CST Blog

A truth for a truth

10 July 2014

The current violence between Israel and Gaza has prompted two very different anti-Israel voices to utilise Judaism in their propagandist attacks upon the Jewish state.

The Independent cartoonist Dave Brown has twisted the wording and meaning of the biblical “eye for an eye” quotation in a cartoon of Israeli jets attacking Gaza (see here). It reads:

An eye for a tooth...a hand for an eye...a life for a hand ...a people for a life...

Meanwhile, on his own blog (see here), Muslim community activist Inayat Bunglawala rhetorically asks:

Is Judaism the most racist of the world’s great monotheistic religions?

Bunglawala is a former spokesman for the Muslim Council of Britain, so what he says matters. (Not as much as it used to, but he is no antisemitic twitter loon - of whom there have of course been plenty in recent days.)

Bunglawala’s piece is a statement not an article. It mainly features his quoting an infamous vitriolic diatribe by Richard Dawkins against “The G-d of the Old Testament”: before and after which Bunglawala asks his question about Judaism being the most racist religion. (Chief Rabbi Sacks told Dawkins he was antisemitic for his diatribe. Dawkins denied it.)

In fact, Bunglawala makes no mention of Israel, none whatsoever. It may simply be an attack on Judaism. Nevertheless, let us be charitable and say that the timing suggests it is aimed at Israel, rather than at British Jews, or at all Jews.

Returning to Dave Brown, this is not the first time he has quoted the Bible. For example, in 2002, another of his anti-Israel cartoons (see here) depicted Ariel Sharon in biblical garb, beating Yasser Arafat over the head, literally using George Bush as a bludgeon. Sharon was saying:

Its our traditional weapon...the jaw of an ass.

However witty its attack upon George Bush as “an ass”, the cartoon’s wording (“our traditional weapon”) also emphasised Sharon’s Jewishness. It strongly echoed the antisemitic charge about Jews controlling politicians.

Many people regarded Brown’s “After Goya” cartoon from 2003 (see here) as far worse. It adapted the Goya painting Saturn Devouring his Children (see here), with Saturn replaced by Sharon, literally devouring a child, whilst saying “what’s wrong...you never seen a politician kissing babies before”. Brown was widely accused of having aped the antisemitic blood libel, but firmly denied this and won a Press Complaints Commission case.

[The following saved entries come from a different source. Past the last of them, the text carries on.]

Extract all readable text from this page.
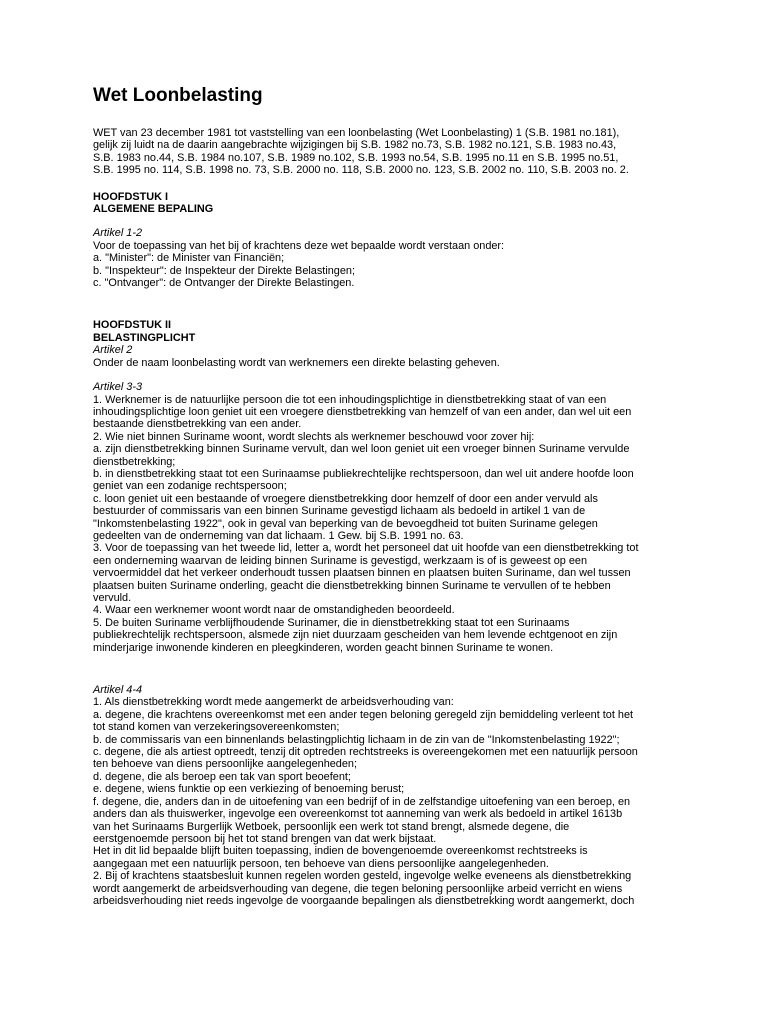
Wet Loonbelasting

WET van 23 december 1981 tot vaststelling van een loonbelasting (Wet Loonbelasting) 1 (S.B. 1981 no.181),

gelijk zij luidt na de daarin aangebrachte wijzigingen bij S.B. 1982 no.73, S.B. 1982 no.121, S.B. 1983 no.43,

S.B. 1983 no.44, S.B. 1984 no.107, S.B. 1989 no.102, S.B. 1993 no.54, S.B. 1995 no.11 en S.B. 1995 no.51,

S.B. 1995 no. 114, S.B. 1998 no. 73, S.B. 2000 no. 118, S.B. 2000 no. 123, S.B. 2002 no. 110, S.B. 2003 no. 2.

HOOFDSTUK I

ALGEMENE BEPALING

Artikel 1-2

Voor de toepassing van het bij of krachtens deze wet bepaalde wordt verstaan onder:

a. "Minister": de Minister van Financiën;

b. "Inspekteur": de Inspekteur der Direkte Belastingen;

c. "Ontvanger": de Ontvanger der Direkte Belastingen.

HOOFDSTUK II

BELASTINGPLICHT

Artikel 2

Onder de naam loonbelasting wordt van werknemers een direkte belasting geheven.

Artikel 3-3

1. Werknemer is de natuurlijke persoon die tot een inhoudingsplichtige in dienstbetrekking staat of van een

inhoudingsplichtige loon geniet uit een vroegere dienstbetrekking van hemzelf of van een ander, dan wel uit een

bestaande dienstbetrekking van een ander.

2. Wie niet binnen Suriname woont, wordt slechts als werknemer beschouwd voor zover hij:

a. zijn dienstbetrekking binnen Suriname vervult, dan wel loon geniet uit een vroeger binnen Suriname vervulde

dienstbetrekking;

b. in dienstbetrekking staat tot een Surinaamse publiekrechtelijke rechtspersoon, dan wel uit andere hoofde loon

geniet van een zodanige rechtspersoon;

c. loon geniet uit een bestaande of vroegere dienstbetrekking door hemzelf of door een ander vervuld als

bestuurder of commissaris van een binnen Suriname gevestigd lichaam als bedoeld in artikel 1 van de

"Inkomstenbelasting 1922", ook in geval van beperking van de bevoegdheid tot buiten Suriname gelegen

gedeelten van de onderneming van dat lichaam. 1 Gew. bij S.B. 1991 no. 63.

3. Voor de toepassing van het tweede lid, letter a, wordt het personeel dat uit hoofde van een dienstbetrekking tot

een onderneming waarvan de leiding binnen Suriname is gevestigd, werkzaam is of is geweest op een

vervoermiddel dat het verkeer onderhoudt tussen plaatsen binnen en plaatsen buiten Suriname, dan wel tussen

plaatsen buiten Suriname onderling, geacht die dienstbetrekking binnen Suriname te vervullen of te hebben

vervuld.

4. Waar een werknemer woont wordt naar de omstandigheden beoordeeld.

5. De buiten Suriname verblijfhoudende Surinamer, die in dienstbetrekking staat tot een Surinaams

publiekrechtelijk rechtspersoon, alsmede zijn niet duurzaam gescheiden van hem levende echtgenoot en zijn

minderjarige inwonende kinderen en pleegkinderen, worden geacht binnen Suriname te wonen.

Artikel 4-4

1. Als dienstbetrekking wordt mede aangemerkt de arbeidsverhouding van:

a. degene, die krachtens overeenkomst met een ander tegen beloning geregeld zijn bemiddeling verleent tot het

tot stand komen van verzekeringsovereenkomsten;

b. de commissaris van een binnenlands belastingplichtig lichaam in de zin van de "Inkomstenbelasting 1922";

c. degene, die als artiest optreedt, tenzij dit optreden rechtstreeks is overeengekomen met een natuurlijk persoon

ten behoeve van diens persoonlijke aangelegenheden;

d. degene, die als beroep een tak van sport beoefent;

e. degene, wiens funktie op een verkiezing of benoeming berust;

f. degene, die, anders dan in de uitoefening van een bedrijf of in de zelfstandige uitoefening van een beroep, en

anders dan als thuiswerker, ingevolge een overeenkomst tot aanneming van werk als bedoeld in artikel 1613b

van het Surinaams Burgerlijk Wetboek, persoonlijk een werk tot stand brengt, alsmede degene, die

eerstgenoemde persoon bij het tot stand brengen van dat werk bijstaat.

Het in dit lid bepaalde blijft buiten toepassing, indien de bovengenoemde overeenkomst rechtstreeks is

aangegaan met een natuurlijk persoon, ten behoeve van diens persoonlijke aangelegenheden.

2. Bij of krachtens staatsbesluit kunnen regelen worden gesteld, ingevolge welke eveneens als dienstbetrekking

wordt aangemerkt de arbeidsverhouding van degene, die tegen beloning persoonlijke arbeid verricht en wiens

arbeidsverhouding niet reeds ingevolge de voorgaande bepalingen als dienstbetrekking wordt aangemerkt, doch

In Brown’s latest offensive cartoon (and also in his Sharon/Saturn one), the Israeli jets do not bear Star of David markings. If they did, it may have caused more offence. The jets have no markings, so nothing in this latest picture explicitly tells you that it is about Israel. Instead, you infer it from the cartoon’s timing and from its Jewish biblical quotation. Consequently, whatever anti-Jewish aspect was conspicuously avoided by the Star of David omission is subliminally delivered by the salience of the Jewish paraphrasing.

Should the current conflict further deteriorate, we can expect to see much more of the above. As a rule of thumb, anti-racists could usefully ask themselves how they usually react when Islam is depicted like this.

Specifically, Dave Brown should note that “An eye for an eye, a tooth for a tooth, a hand for a hand, a foot for a foot” refers to monetary compensation for an injury, or missing limb, and specifically not the amputation of the limb as a punishment. Dull as it may sound, the Jewish tradition is one of non-literal Biblical interpretation, with the Torah or Tanach (the Written Law) contemplated alongside the Oral Law as per the Mishna, Talmud and rabbinic teachings.

Nevertheless,  there are far worse cases of its perversion than this. For example, that of Michael Adebalajo. Raised as a Christian, this Jihadist declared “an eye for an eye, a tooth for a tooth” after butchering Drummer Lee Rigby on the streets of London.

No branch of Judaism advocates - far less perpetrates - chopping off body parts, be that hands, feet, heads or whatever. Just as Christians long abused the phrase “Chosen People” to wrongly allege that Jews regard themselves as superior beings, so has “eye for an eye” long been a similar calumny.